Hybridization protocol
Hybridization was performed at 58°C, in GEX-HCB buffer (Illumina Inc.) at a concentration of 100 ng cRNA/µl, unsealed in a wet chamber for 20h. Spike-in controls for low, medium and highly abundant RNAs were added, as well as mismatch control and biotinylation control oligonucleotides. Microarrays were washed once in High Temp Wash buffer (Illumina Inc.) at 55°C and then twice in E1BC buffer (Illumina Inc.) at room temperature for 5 minutes (in between washed with ethanol at room temperature). After blocking for 5 min in 4 ml of 1% (wt/vol) Blocker Casein in phosphate buffered saline Hammarsten grade (Pierce Biotechnology, Inc., Rockford, IL), array signals are developed by a 10-min incubation in 2 ml of 1 µg/ml Cy3-streptavidin (Amersham Biosciences, Buckinghamshire, UK) solution and 1% blocking solution.
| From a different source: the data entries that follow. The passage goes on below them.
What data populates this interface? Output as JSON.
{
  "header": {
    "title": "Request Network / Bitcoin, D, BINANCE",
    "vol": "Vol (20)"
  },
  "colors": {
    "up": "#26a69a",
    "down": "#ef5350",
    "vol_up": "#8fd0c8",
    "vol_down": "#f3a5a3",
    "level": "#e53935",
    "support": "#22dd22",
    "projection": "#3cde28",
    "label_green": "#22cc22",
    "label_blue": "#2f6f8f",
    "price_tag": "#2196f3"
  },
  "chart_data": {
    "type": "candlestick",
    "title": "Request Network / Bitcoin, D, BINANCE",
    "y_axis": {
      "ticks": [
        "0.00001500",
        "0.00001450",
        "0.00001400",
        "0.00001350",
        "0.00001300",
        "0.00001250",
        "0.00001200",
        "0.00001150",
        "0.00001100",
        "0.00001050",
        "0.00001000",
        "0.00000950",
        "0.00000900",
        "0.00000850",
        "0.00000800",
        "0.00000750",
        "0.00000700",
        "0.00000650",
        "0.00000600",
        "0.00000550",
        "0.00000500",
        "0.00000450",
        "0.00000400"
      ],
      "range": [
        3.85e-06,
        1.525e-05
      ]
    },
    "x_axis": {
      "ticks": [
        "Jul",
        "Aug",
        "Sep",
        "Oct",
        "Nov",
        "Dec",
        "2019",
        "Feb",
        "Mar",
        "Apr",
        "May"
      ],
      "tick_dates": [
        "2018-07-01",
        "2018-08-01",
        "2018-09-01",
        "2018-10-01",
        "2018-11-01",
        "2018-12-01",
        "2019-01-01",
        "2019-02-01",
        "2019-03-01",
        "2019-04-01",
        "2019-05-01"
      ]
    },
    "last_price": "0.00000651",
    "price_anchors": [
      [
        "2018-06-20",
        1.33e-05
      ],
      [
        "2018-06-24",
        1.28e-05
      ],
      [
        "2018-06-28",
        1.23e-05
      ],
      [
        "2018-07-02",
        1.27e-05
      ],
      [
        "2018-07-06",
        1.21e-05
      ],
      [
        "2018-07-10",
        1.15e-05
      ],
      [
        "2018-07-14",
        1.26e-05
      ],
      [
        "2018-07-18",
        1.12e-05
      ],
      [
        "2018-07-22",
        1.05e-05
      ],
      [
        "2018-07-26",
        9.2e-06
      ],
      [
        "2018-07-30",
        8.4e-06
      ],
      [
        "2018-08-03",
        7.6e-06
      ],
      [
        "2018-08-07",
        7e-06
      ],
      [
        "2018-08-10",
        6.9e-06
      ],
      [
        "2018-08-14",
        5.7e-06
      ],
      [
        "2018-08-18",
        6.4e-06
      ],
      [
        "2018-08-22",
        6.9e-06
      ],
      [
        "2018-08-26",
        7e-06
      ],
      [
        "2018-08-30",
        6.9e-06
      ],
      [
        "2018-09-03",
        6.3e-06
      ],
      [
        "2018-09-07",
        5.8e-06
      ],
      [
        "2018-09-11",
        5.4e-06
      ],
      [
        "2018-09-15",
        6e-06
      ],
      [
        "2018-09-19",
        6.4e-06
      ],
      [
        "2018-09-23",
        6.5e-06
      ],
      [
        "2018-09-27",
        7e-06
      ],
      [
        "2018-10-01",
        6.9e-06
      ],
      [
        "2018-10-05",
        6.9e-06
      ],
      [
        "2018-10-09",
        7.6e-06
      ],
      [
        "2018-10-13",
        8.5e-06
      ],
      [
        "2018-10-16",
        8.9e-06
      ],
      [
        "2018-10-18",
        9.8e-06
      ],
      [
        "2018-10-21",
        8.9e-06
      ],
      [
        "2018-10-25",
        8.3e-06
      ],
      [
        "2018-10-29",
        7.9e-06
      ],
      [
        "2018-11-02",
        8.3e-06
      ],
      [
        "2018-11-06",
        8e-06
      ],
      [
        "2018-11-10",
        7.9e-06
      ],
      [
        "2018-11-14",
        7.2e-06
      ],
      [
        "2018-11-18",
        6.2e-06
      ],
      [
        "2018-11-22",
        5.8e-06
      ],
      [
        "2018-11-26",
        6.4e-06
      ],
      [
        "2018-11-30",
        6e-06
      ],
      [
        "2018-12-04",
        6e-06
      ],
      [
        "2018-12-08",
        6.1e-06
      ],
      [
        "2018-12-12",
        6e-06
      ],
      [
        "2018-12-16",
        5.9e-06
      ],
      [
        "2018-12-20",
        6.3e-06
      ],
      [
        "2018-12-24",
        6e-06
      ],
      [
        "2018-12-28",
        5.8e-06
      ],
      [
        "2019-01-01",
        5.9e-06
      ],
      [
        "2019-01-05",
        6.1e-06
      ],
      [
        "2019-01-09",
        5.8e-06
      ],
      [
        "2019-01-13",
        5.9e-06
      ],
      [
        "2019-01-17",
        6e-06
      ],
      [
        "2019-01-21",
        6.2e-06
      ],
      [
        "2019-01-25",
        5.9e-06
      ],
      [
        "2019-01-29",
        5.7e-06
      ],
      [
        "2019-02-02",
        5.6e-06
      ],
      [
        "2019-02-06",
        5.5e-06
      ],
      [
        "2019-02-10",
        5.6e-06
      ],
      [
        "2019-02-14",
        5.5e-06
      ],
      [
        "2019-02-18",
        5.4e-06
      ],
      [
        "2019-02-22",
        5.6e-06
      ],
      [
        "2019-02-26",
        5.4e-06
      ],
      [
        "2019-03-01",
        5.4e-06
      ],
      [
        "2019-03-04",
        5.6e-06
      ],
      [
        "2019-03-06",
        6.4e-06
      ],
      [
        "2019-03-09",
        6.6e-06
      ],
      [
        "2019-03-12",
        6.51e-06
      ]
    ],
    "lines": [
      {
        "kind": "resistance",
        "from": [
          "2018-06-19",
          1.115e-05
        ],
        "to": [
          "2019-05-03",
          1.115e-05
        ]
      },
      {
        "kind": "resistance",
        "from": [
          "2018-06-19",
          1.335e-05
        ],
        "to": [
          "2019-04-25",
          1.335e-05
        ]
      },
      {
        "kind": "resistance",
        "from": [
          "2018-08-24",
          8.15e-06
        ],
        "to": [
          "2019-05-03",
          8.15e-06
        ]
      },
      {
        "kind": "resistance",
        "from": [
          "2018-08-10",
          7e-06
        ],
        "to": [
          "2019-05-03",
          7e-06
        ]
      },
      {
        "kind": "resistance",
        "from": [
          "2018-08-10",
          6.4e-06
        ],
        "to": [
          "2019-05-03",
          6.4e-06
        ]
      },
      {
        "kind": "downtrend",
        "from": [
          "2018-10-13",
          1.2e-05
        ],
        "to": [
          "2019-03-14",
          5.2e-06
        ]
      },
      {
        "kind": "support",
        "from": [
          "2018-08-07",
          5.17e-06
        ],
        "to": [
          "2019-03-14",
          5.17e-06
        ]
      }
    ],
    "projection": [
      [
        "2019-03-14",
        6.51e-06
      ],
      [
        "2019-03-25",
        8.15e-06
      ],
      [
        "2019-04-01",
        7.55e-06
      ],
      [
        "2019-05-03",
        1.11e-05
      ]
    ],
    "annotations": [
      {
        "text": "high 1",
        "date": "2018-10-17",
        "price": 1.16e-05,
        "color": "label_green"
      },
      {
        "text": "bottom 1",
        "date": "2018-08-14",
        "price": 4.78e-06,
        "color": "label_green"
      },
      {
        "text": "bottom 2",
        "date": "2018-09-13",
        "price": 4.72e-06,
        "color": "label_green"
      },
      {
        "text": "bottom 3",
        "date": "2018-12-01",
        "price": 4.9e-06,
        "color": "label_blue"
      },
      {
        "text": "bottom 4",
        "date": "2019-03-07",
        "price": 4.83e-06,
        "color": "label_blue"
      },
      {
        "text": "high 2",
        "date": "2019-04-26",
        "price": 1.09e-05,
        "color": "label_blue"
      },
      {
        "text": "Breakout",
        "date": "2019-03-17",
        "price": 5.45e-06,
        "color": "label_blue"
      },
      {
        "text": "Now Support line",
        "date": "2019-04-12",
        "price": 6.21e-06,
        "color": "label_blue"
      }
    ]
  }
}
After a final wash in E1BC, the arrays were dried and scanned.
Scan protocol
Microarray scanning was done using an iScan array scanner. Data extraction was done for all beads individually, and outliers were removed when > 2.5 MAD (median absolute deviation). All remaining data points were used for the calculation of the mean average signal for a given probe, and standard deviation for each probe was calculated.
Description
EAE-experimental autoimmune encephalomyelitis; F-R-Flurbiprofen; Veh-Vehicle (i.e. tap water); MS-Multiple sclerosis model; KONT-negative control; s.c.-subcutaneous; p.o.- perorally; MOG 35-55-peptide of myelin oligodendrocyte glycoprotein used for immunization; CFA-complete Freund adjuvant
Data processing
Microarray scanning was done using an iScan array scanner. Data extraction was done for all beads individually, and outliers are removed when the absolute difference to the median is greater than 2.5 times MAD(2.5 Hampel’s method). All remaining bead level data points are than quantile normalized [1]. As test for significance the student’s t-test was used on the bead expression values of the groups of interest. In the case of significance of expression against background we tested for greater than all negative beads for this sample and in the case of comparing separate groups we tested for inequality of the means of the groups. In both cases Benjamini-Hochberg correction [2] was applied to the complete set of p-values of all ProbeIDs on the chip. The average expression value was calculated as mean of the measured expressions of beads together with the standard deviation of the beads. [1] Probe Level Quantile Normalization of High Density Oligonucleotide Array Data, Ben Bolstad, Division of Biostatistics, University of California, Berkeley December 2001 [2] Y. Benjamini and Y. Hochberg (1995). Controlling the false discovery rate: a practical and powerful approach to multiple testing. Journal of the Royal Statistical Society B, Vol. 57, 289–300.